Did she actually like him? She rather thought that she could, or might. Certainly his capacity to intrigue her remained immense and, in that case, surely there must be
something
about him, some hidden key to his nature which she, like everyone else, had missed? And how clever she would feel, how rather like a cat with a cream-pot, if she managed – when all the others had failed – to find it. Not a noble aspiration, she admitted, but better, surely, in this world of compromises, half-hopes, half-truths, than no aspiration at all. Did she even want to like him? Was it necessary that she should? She had great liking for Kit Hardie, the possibility of rather more than liking for Euan, and she had taken pains to commit herself to neither. She had come instead to this isolated place with a man who would not ask for commitment and could not, therefore, be in any way hurt by her unreadiness, perhaps her inability, to give it. Benedict's motives, she knew, were openly and entirely sexual. Why should hers be different? Yet, as the last remnant of caution briefly reasserted itself, bidding her, albeit with a very small voice, to think again, she knew, with a shrug of resignation, that for her – perhaps for most women – the act of sex could never be so uncomplicated, so unentangled by feeling of one sort or another, as that.

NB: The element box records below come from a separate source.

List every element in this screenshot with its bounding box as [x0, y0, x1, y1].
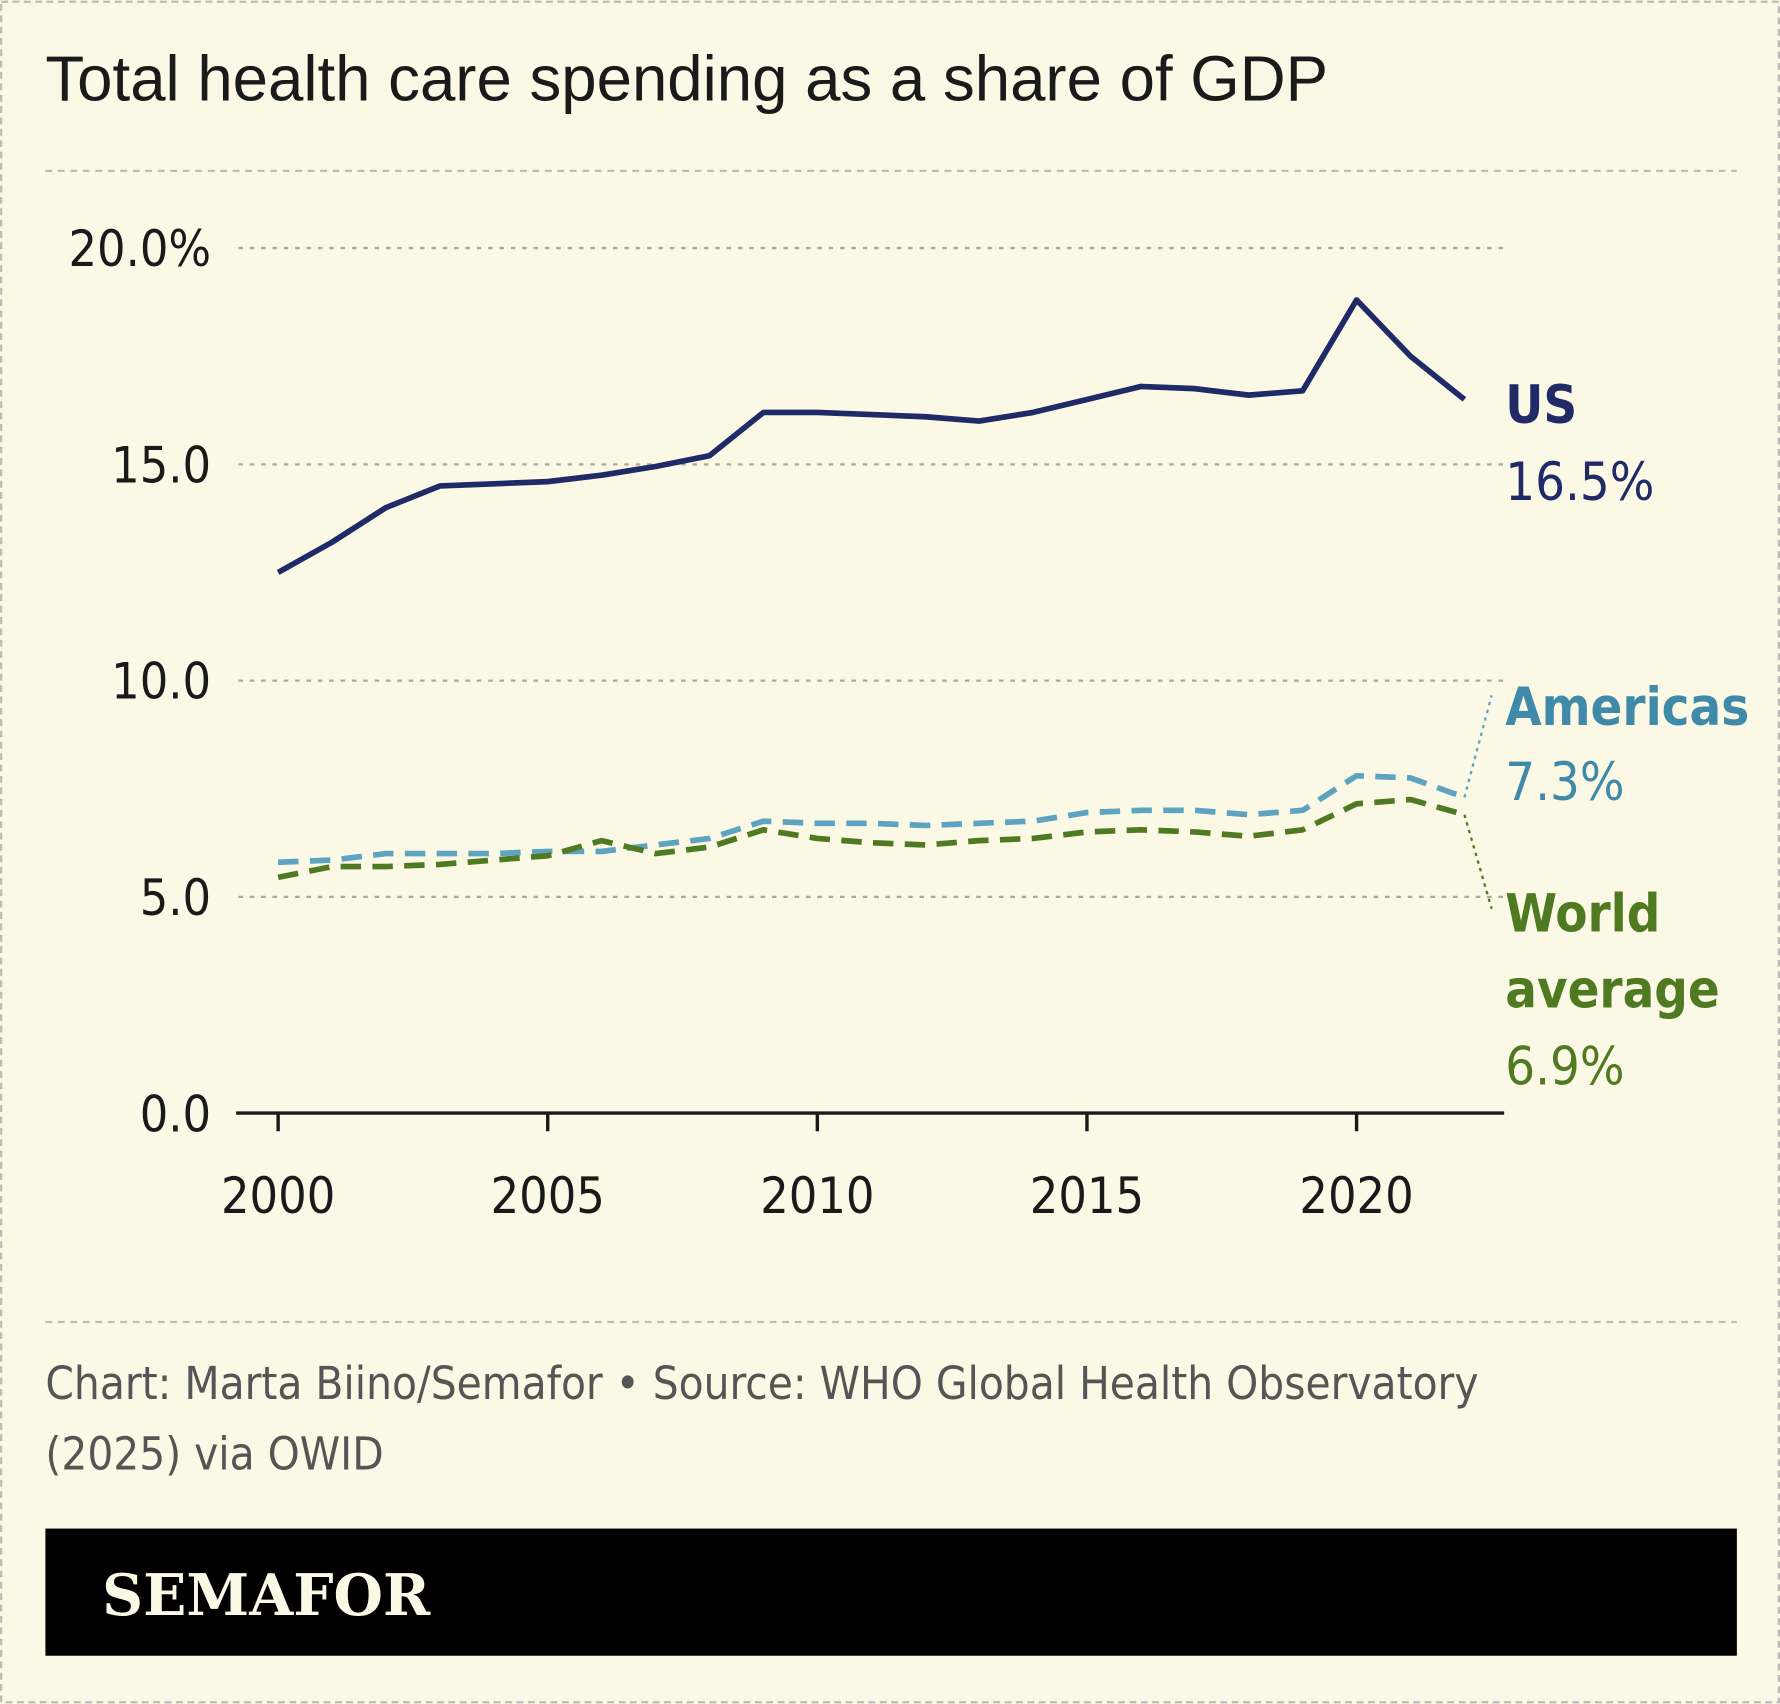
world-leader-line — [1463, 814, 1493, 910]
series-line-us — [276, 297, 1467, 575]
x-tick-label: 2020 — [1299, 1167, 1413, 1225]
us-value-label: 16.5% — [1505, 453, 1654, 513]
y-axis-ticks: 0.0 5.0 10.0 15.0 20.0% — [68, 220, 211, 1143]
world-value-label: 6.9% — [1505, 1038, 1624, 1098]
x-tick-label: 2010 — [760, 1167, 874, 1225]
credit-line-2: (2025) via OWID — [45, 1428, 383, 1481]
brand-bar — [45, 1528, 1737, 1656]
us-label: US — [1505, 376, 1577, 436]
series-line-americas — [278, 772, 1466, 866]
y-tick-label: 5.0 — [140, 869, 211, 927]
credit-line-1: Chart: Marta Biino/Semafor • Source: WHO… — [45, 1357, 1478, 1410]
americas-label: Americas — [1505, 678, 1749, 738]
x-tick-label: 2015 — [1030, 1167, 1144, 1225]
x-tick-label: 2000 — [221, 1167, 335, 1225]
americas-leader-line — [1463, 695, 1493, 798]
world-label-line-1: World — [1505, 884, 1660, 944]
y-tick-label: 10.0 — [111, 653, 211, 711]
y-tick-label: 0.0 — [140, 1085, 211, 1143]
world-label-line-2: average — [1505, 961, 1720, 1021]
semafor-logo: SEMAFOR — [102, 1563, 431, 1629]
x-tick-label: 2005 — [491, 1167, 605, 1225]
y-tick-label: 15.0 — [111, 436, 211, 494]
americas-value-label: 7.3% — [1505, 753, 1624, 813]
x-axis-ticks: 2000 2005 2010 2015 2020 — [221, 1111, 1505, 1225]
chart-title: Total health care spending as a share of… — [45, 43, 1328, 114]
series-labels: US 16.5% Americas 7.3% World average 6.9% — [1463, 376, 1749, 1098]
y-tick-label: 20.0% — [68, 220, 211, 278]
series-line-world-average — [277, 796, 1466, 881]
series-lines — [276, 297, 1467, 881]
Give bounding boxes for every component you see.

Other men had said ‘You are beautiful'. A few had said ‘I love you'. Benedict Swanfield said calmly, ‘My dear – everybody at High Meadows wants you. For a variety of reasons. I think you must think mine more natural and acceptable than some others.'

Just as calmly she nodded her head.

‘And I also think you are looking for a relationship without permanency.'

‘Yes. I think so too.'

‘Otherwise I would not have brought you here. I am not inclined to permanency in these matters – for obvious reasons …'

And meeting his eyes she smiled very quietly and nodded her calm, neat head.